National Parks: Coming Alive

As predicted, William Penn Mott has brought welcome new energy and ideas to the National Park Service in the two short months during which he has been U.S. parks chief. Mott has his priorities in order, and his first is to provide adequate protection for the parks most threatened by encroaching civilization and overuse.

The most notorious crowding problems occur during Memorial Day-to-Labor Day holiday periods at Yosemite National Park in California. The problem is easy to define: too many automobiles. The solution is tougher, but it obviously involves a reduction in the traffic jamming the seven-mile-long Yosemite Valley.

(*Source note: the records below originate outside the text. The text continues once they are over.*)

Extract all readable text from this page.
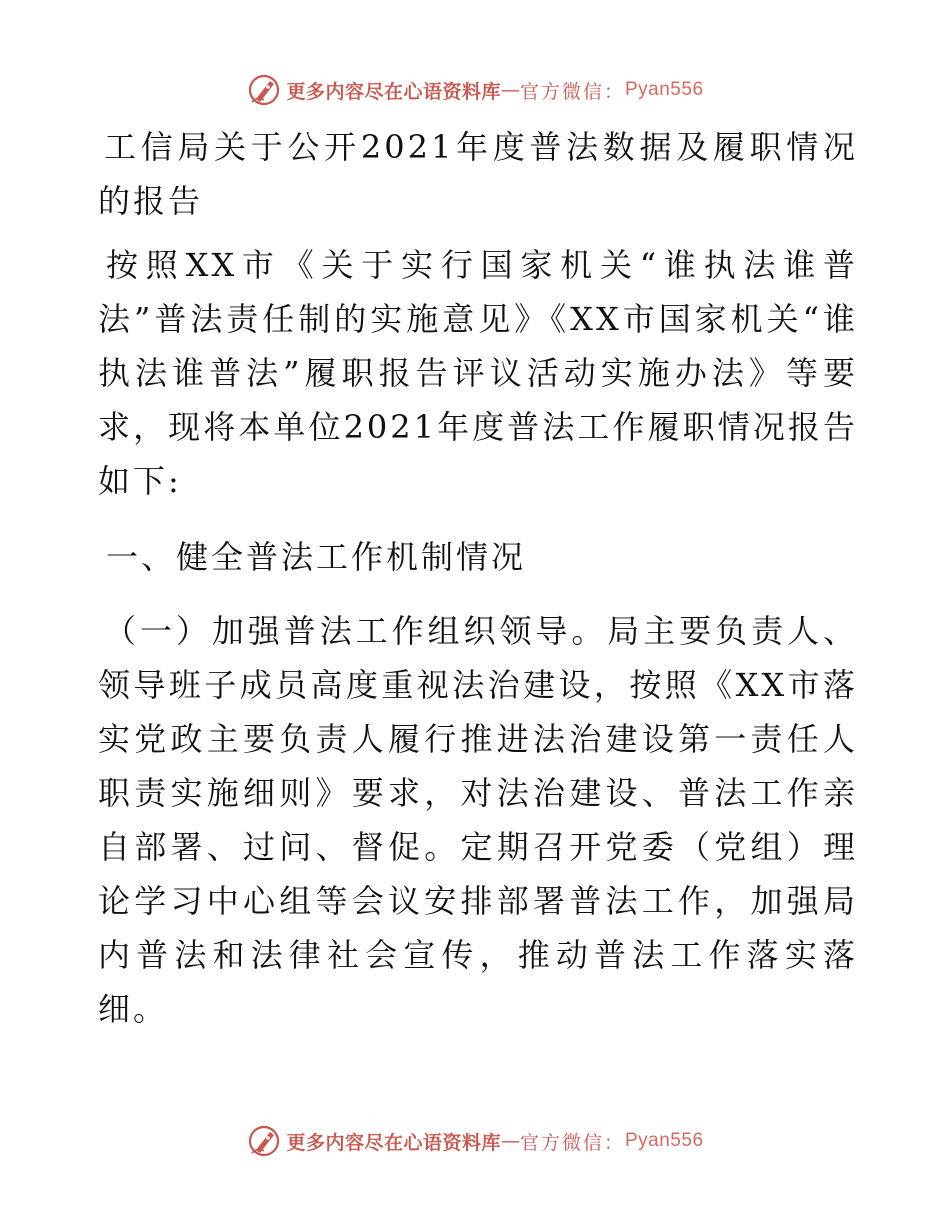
更多内容尽在心语资料库 — 官方微信： Pyan556

工信局关于公开2021年度普法数据及履职情况的报告

按照XX市《关于实行国家机关“谁执法谁普法”普法责任制的实施意见》《XX市国家机关“谁执法谁普法”履职报告评议活动实施办法》等要求，现将本单位2021年度普法工作履职情况报告如下:

一、健全普法工作机制情况

（一）加强普法工作组织领导。局主要负责人、领导班子成员高度重视法治建设，按照《XX市落实党政主要负责人履行推进法治建设第一责任人职责实施细则》要求，对法治建设、普法工作亲自部署、过问、督促。定期召开党委（党组）理论学习中心组等会议安排部署普法工作，加强局内普法和法律社会宣传，推动普法工作落实落细。

更多内容尽在心语资料库 — 官方微信： Pyan556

The current idea of closing the gates after a quota of cars has entered the park is the most obvious temporary solution, and the Park Service has pledged to do this. We’re not wild about Mott’s idea of limiting visits by Californians so that those who travel much longer distances can enjoy Yosemite. But there is no perfectly equitable solution. Clearly, more Californians could visit Yosemite during the spring and fall--probably the most delightful seasons there.

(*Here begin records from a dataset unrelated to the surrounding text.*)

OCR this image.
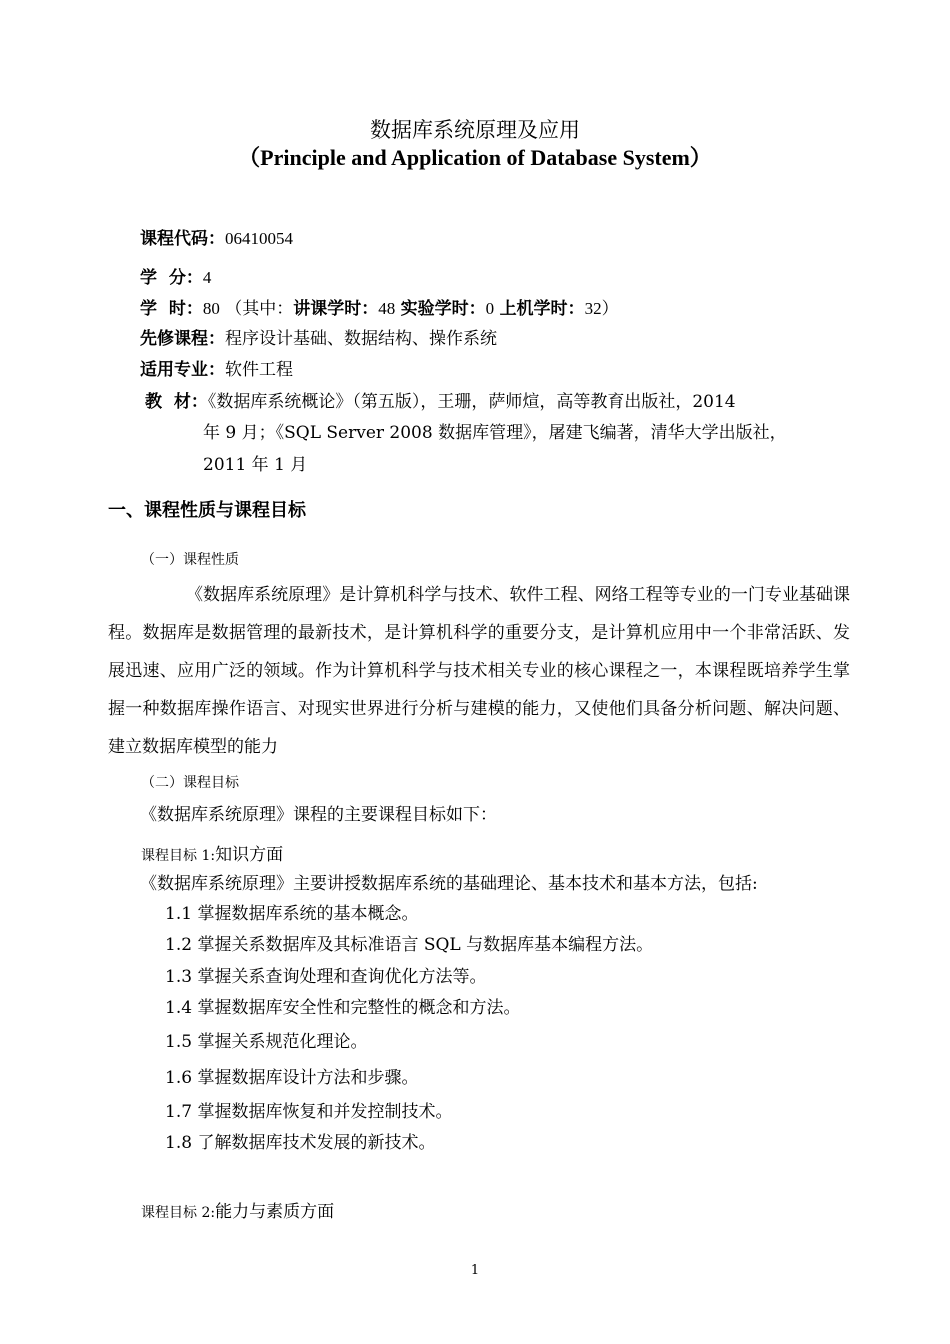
数据库系统原理及应用
（Principle and Application of Database System）
课程代码：06410054
学  分：4
学  时：80 （其中：讲课学时：48 实验学时：0 上机学时：32）
先修课程：程序设计基础、数据结构、操作系统
适用专业：软件工程
教  材：《数据库系统概论》（第五版），王珊，萨师煊，高等教育出版社，2014
年 9 月；《SQL Server 2008 数据库管理》，屠建飞编著，清华大学出版社，
2011 年 1 月
一、课程性质与课程目标
（一）课程性质
《数据库系统原理》是计算机科学与技术、软件工程、网络工程等专业的一门专业基础课程。数据库是数据管理的最新技术，是计算机科学的重要分支，是计算机应用中一个非常活跃、发展迅速、应用广泛的领域。作为计算机科学与技术相关专业的核心课程之一，本课程既培养学生掌握一种数据库操作语言、对现实世界进行分析与建模的能力，又使他们具备分析问题、解决问题、建立数据库模型的能力
（二）课程目标
《数据库系统原理》课程的主要课程目标如下：
课程目标 1:知识方面
《数据库系统原理》主要讲授数据库系统的基础理论、基本技术和基本方法，包括:
1.1 掌握数据库系统的基本概念。
1.2 掌握关系数据库及其标准语言 SQL 与数据库基本编程方法。
1.3 掌握关系查询处理和查询优化方法等。
1.4 掌握数据库安全性和完整性的概念和方法。
1.5 掌握关系规范化理论。
1.6 掌握数据库设计方法和步骤。
1.7 掌握数据库恢复和并发控制技术。
1.8 了解数据库技术发展的新技术。
课程目标 2:能力与素质方面
1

At some point the Park Service must invest in an expanded transit system that can transport visitors from the entrance at El Portal to the valley with efficiency--perhaps even carrying their bikes or canoes as well as luggage, backpacks and other gear. Once within the valley, there is really no need for an auto.

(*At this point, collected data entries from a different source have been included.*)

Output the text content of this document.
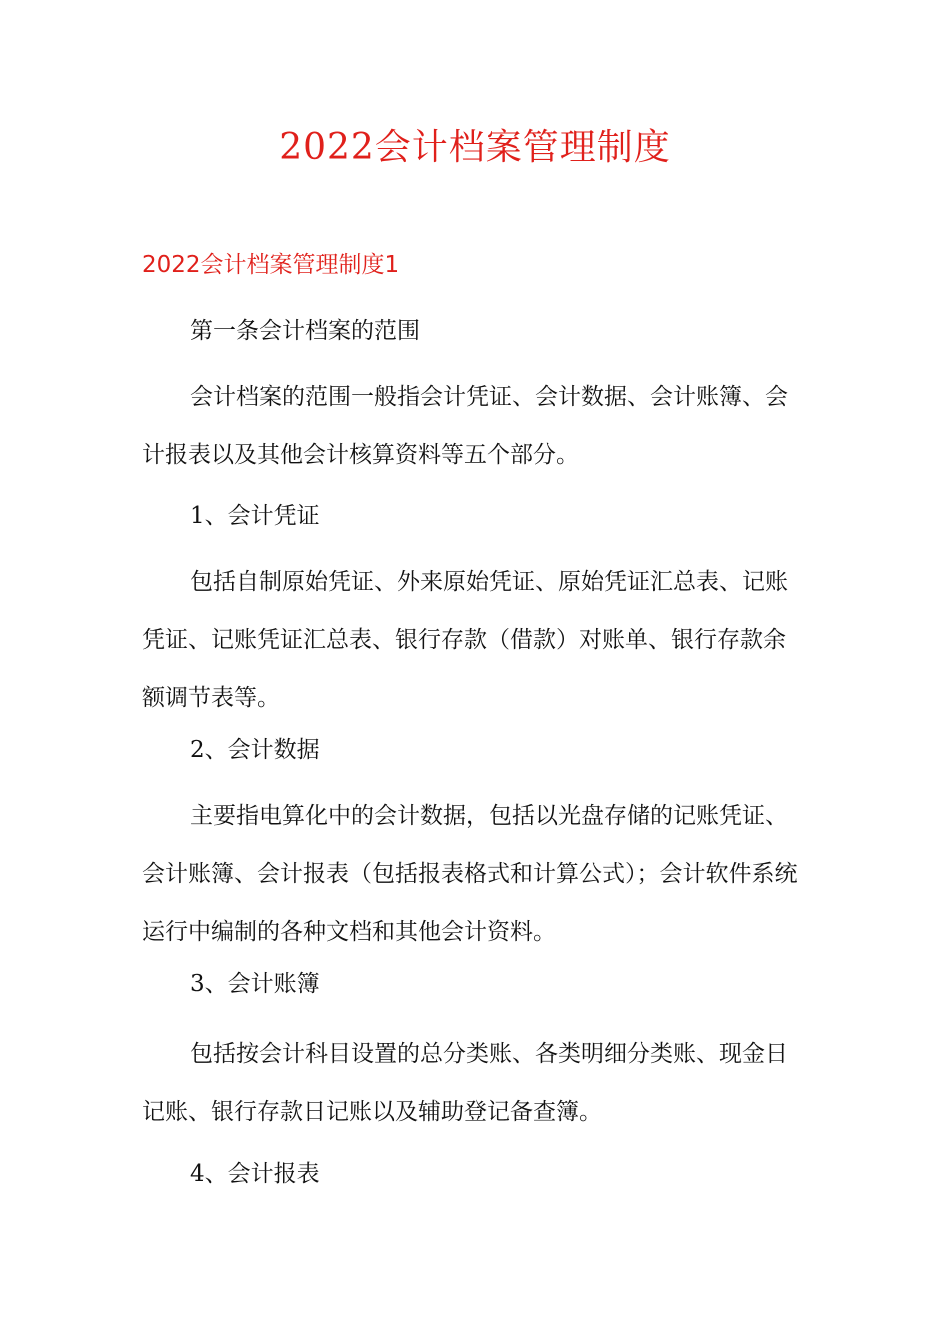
2022会计档案管理制度
2022会计档案管理制度1

第一条会计档案的范围

会计档案的范围一般指会计凭证、会计数据、会计账簿、会计报表以及其他会计核算资料等五个部分。

1、会计凭证

包括自制原始凭证、外来原始凭证、原始凭证汇总表、记账凭证、记账凭证汇总表、银行存款（借款）对账单、银行存款余额调节表等。

2、会计数据

主要指电算化中的会计数据，包括以光盘存储的记账凭证、会计账簿、会计报表（包括报表格式和计算公式）；会计软件系统运行中编制的各种文档和其他会计资料。

3、会计账簿

包括按会计科目设置的总分类账、各类明细分类账、现金日记账、银行存款日记账以及辅助登记备查簿。

4、会计报表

Happily, another of Mott’s goals may be simpler to achieve: creation of a Tall Grass Prairie Preserve in northern Oklahoma. The Park Service, private groups like the Nature Conservancy and Oklahoma residents are coming together in a plan to protect up to 60,000 acres of virgin native grassland such as the pioneers crossed by wagon in the 19th Century. Sen. Don Nickles (R-Okla.) deserves strong support for his Oklahoma prairie-grass legislation.


More difficult, but also worthy, is Mott’s concept of incorporating an entire river system into the National Park System. The Yellowstone has been mentioned, and it would be an outstanding candidate with a variety of historic, cultural and natural attributes.

Closer to home, we hope that Mott will consider and quickly drop his suggestion--perhaps he was merely thinking out loud--that the federal government incorporate the state redwood preserves into the Redwood National Park and, in exchange, have the state take over the Santa Monica Mountains National Recreation Area.

The redwood parks should be fully integrated, but Congress made a deliberate decision that the Santa Monica Mountains deserved the full protection of congressional edict and required the financial might of the federal government to purchase critical lands. The Santa Monica Mountains should remain solidly in the national park system, and should be high on the list when the Administration and Congress resume park purchases.

Considerably more energy and political skill will be required to actually implement Mott’s ideas. With luck, Congress will find his enthusiasm for the parks contagious, and resume with vigor the job of building the park system. It is, after all, a task that must never end.